Shinji looked over at her, unsure of why she couldn't connect the dots. "The difference is that there's no people down here."

"So you needed more time from other people. Did you think denying them the opportunity to return was the only way to accomplish that?"

"I'm not sure it was ever within my power to deny them that. At the time it made so much more sense to me that I alone should return. I was only thinking about myself. I was just so paralyzed by my own self-pity and selfishness that I just didn't give a damn about everybody else. In that moment, I really would have let the rest of the world die, because I just wanted it all to go away."

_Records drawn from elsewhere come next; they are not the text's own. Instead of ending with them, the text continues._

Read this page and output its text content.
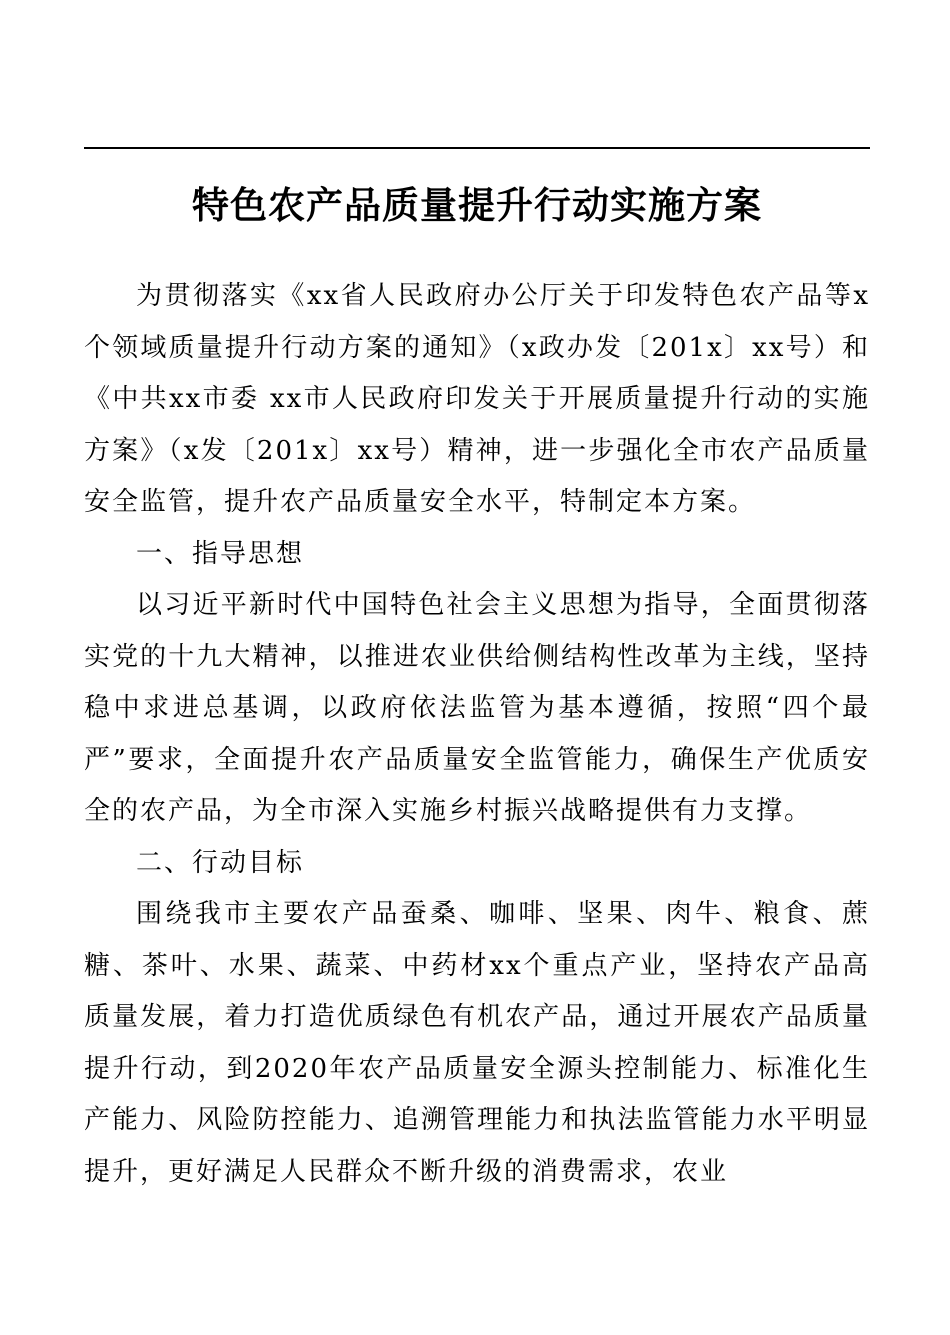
特色农产品质量提升行动实施方案

为贯彻落实《xx省人民政府办公厅关于印发特色农产品等x个领域质量提升行动方案的通知》（x政办发〔201x〕xx号）和《中共xx市委 xx市人民政府印发关于开展质量提升行动的实施方案》（x发〔201x〕xx号）精神，进一步强化全市农产品质量安全监管，提升农产品质量安全水平，特制定本方案。

一、指导思想

以习近平新时代中国特色社会主义思想为指导，全面贯彻落实党的十九大精神，以推进农业供给侧结构性改革为主线，坚持稳中求进总基调，以政府依法监管为基本遵循，按照“四个最严”要求，全面提升农产品质量安全监管能力，确保生产优质安全的农产品，为全市深入实施乡村振兴战略提供有力支撑。

二、行动目标

围绕我市主要农产品蚕桑、咖啡、坚果、肉牛、粮食、蔗糖、茶叶、水果、蔬菜、中药材xx个重点产业，坚持农产品高质量发展，着力打造优质绿色有机农产品，通过开展农产品质量提升行动，到2020年农产品质量安全源头控制能力、标准化生产能力、风险防控能力、追溯管理能力和执法监管能力水平明显提升，更好满足人民群众不断升级的消费需求，农业
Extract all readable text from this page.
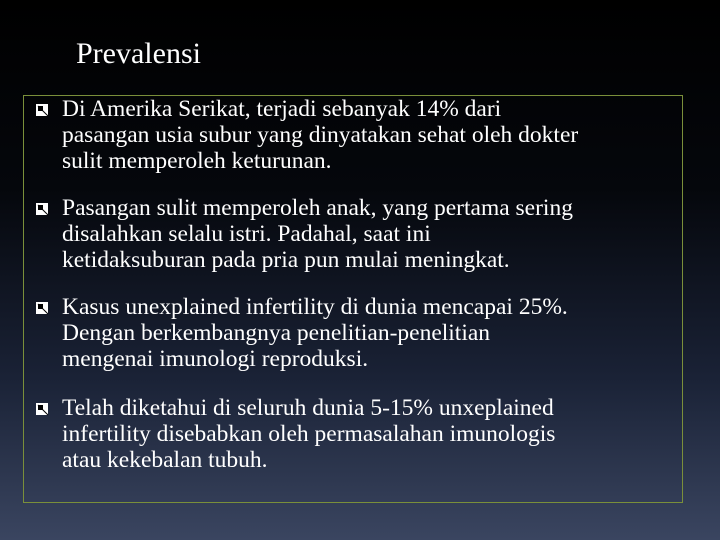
Prevalensi

Di Amerika Serikat, terjadi sebanyak 14% dari
pasangan usia subur yang dinyatakan sehat oleh dokter
sulit memperoleh keturunan.

Pasangan sulit memperoleh anak, yang pertama sering
disalahkan selalu istri. Padahal, saat ini
ketidaksuburan pada pria pun mulai meningkat.

Kasus unexplained infertility di dunia mencapai 25%.
Dengan berkembangnya penelitian-penelitian
mengenai imunologi reproduksi.

Telah diketahui di seluruh dunia 5-15% unxeplained
infertility disebabkan oleh permasalahan imunologis
atau kekebalan tubuh.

He stopped and reflected upon what he had just said. One of the three heroes and defenders of humanity, and yet here he was admitting that he had basically given up, and had been prepared to leave everbody else to their own devices, consequences be damned. This was a powerful confession that he was making! Had he really felt so isolated that he had lost touch with the world to the extent that he would've no sooner let it be destroyed? Was he really such a horrible person? However, it should not be forgotten that his destructive depression was a meticulously calculated move on SEELE's part, a move that he had been too ignorant to notice. Which only really meant that it was still all his fault.

Misato only continued to gaze at him, looking as though she already knew what was going on in his warped little mind.

Shinji snapped himself back to reality with a shake of his head. "But like I said, I couldn't deny the ability to come back. One of the last things my mother said was that anybody could come back from Instrumentality if they really wanted to."

"So how can the world ever really be yours, and yours alone?" she asked.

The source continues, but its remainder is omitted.